Eckholt, however, draws attention to the sentence that immediately follows: the commission acknowledges that no “definitive judgment” on the matter is yet possible—unlike the question of women’s priestly ordination, which Rome considers closed since John Paul II’s 1994 apostolic letter Ordinatio sacerdotalis.

“This is crucial,” Eckholt said. “The votes taken inside the commission on various theses show there was no clear majority either for or against understanding a possible female diaconate as the third degree of Holy Orders. The result is that we are still dealing with an open theological question that requires further work.”

The Osnabrück professor, who herself contributed to the German Synodal Path’s texts calling for the restoration of women deacons, stressed that the report for the first time publishes voting results from the commission’s deliberations. Those numbers reveal significant support for continuing the discussion, even on a sacramental female diaconate.

Eckholt highlighted two competing visions now explicitly placed side by side in an official Vatican document: the traditional view of the diaconate as one of the three grades of the sacrament of Orders, and an alternative understanding of the diaconate as a sacramental ministry of service that could be detached from the hierarchical three-tier structure.

“By presenting both perspectives without resolving them, the report itself opens the door to deeper reflection on the sacramental form of the Church in connection with diakonia,” she said.

Asked whether the suggestion to strengthen lay ministries—such as the newly instituted offices of lector, acolyte, and catechist, now formally open to women—could be a realistic substitute, Eckholt was uncompromising: “Today no one will understand why men can receive a sacramental diaconate while women would only receive a non-sacramental office of service. That is not a coherent perspective.”

Looking toward Pope Leo XIV, to whom the report has been submitted, Eckholt expressed hope that Rome will launch a new phase of worldwide theological consultation. She called for the direct involvement of permanent deacons, women already exercising diaconal ministries, and theologians from every continent in order to examine “the sacramental quality of the diaconate and its relationship to gender-anthropological questions.”

Only such a broadly synodal process, she argued, can overcome what she called the “gendered fixation and exclusion regarding ordination, which is no longer appropriate in our time.”

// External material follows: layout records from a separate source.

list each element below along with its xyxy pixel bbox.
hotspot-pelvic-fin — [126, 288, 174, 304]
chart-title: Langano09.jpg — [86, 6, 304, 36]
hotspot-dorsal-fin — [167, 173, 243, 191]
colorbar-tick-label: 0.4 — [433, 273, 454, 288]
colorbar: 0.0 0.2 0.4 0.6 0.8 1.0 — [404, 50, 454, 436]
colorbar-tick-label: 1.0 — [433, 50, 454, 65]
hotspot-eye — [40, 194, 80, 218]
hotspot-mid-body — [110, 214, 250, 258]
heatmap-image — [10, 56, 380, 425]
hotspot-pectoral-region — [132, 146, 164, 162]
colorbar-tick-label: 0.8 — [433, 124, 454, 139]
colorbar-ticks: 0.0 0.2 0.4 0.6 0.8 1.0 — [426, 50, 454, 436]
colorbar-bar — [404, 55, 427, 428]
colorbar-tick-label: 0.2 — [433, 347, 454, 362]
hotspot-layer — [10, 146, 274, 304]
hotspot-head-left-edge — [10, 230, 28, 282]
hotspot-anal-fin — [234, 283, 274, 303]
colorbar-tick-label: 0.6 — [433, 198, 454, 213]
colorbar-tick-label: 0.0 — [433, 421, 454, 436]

In his preface to the report, commission president Cardinal Giuseppe Petrocchi invoked the need for “evangelical parresia”—Gospel boldness. Eckholt said she hopes Pope Leo XIV will take that call to heart and ensure that women who already live out a diaconal vocation in parishes, hospitals, prisons, and refugee centers around the world are given a decisive voice in whatever comes next.

For Eckholt and many German Catholics, the publication of the commission’s findings—with all their internal tensions and open questions—marks not an endpoint but a new beginning in the long-discussed restoration of the ordained female diaconate.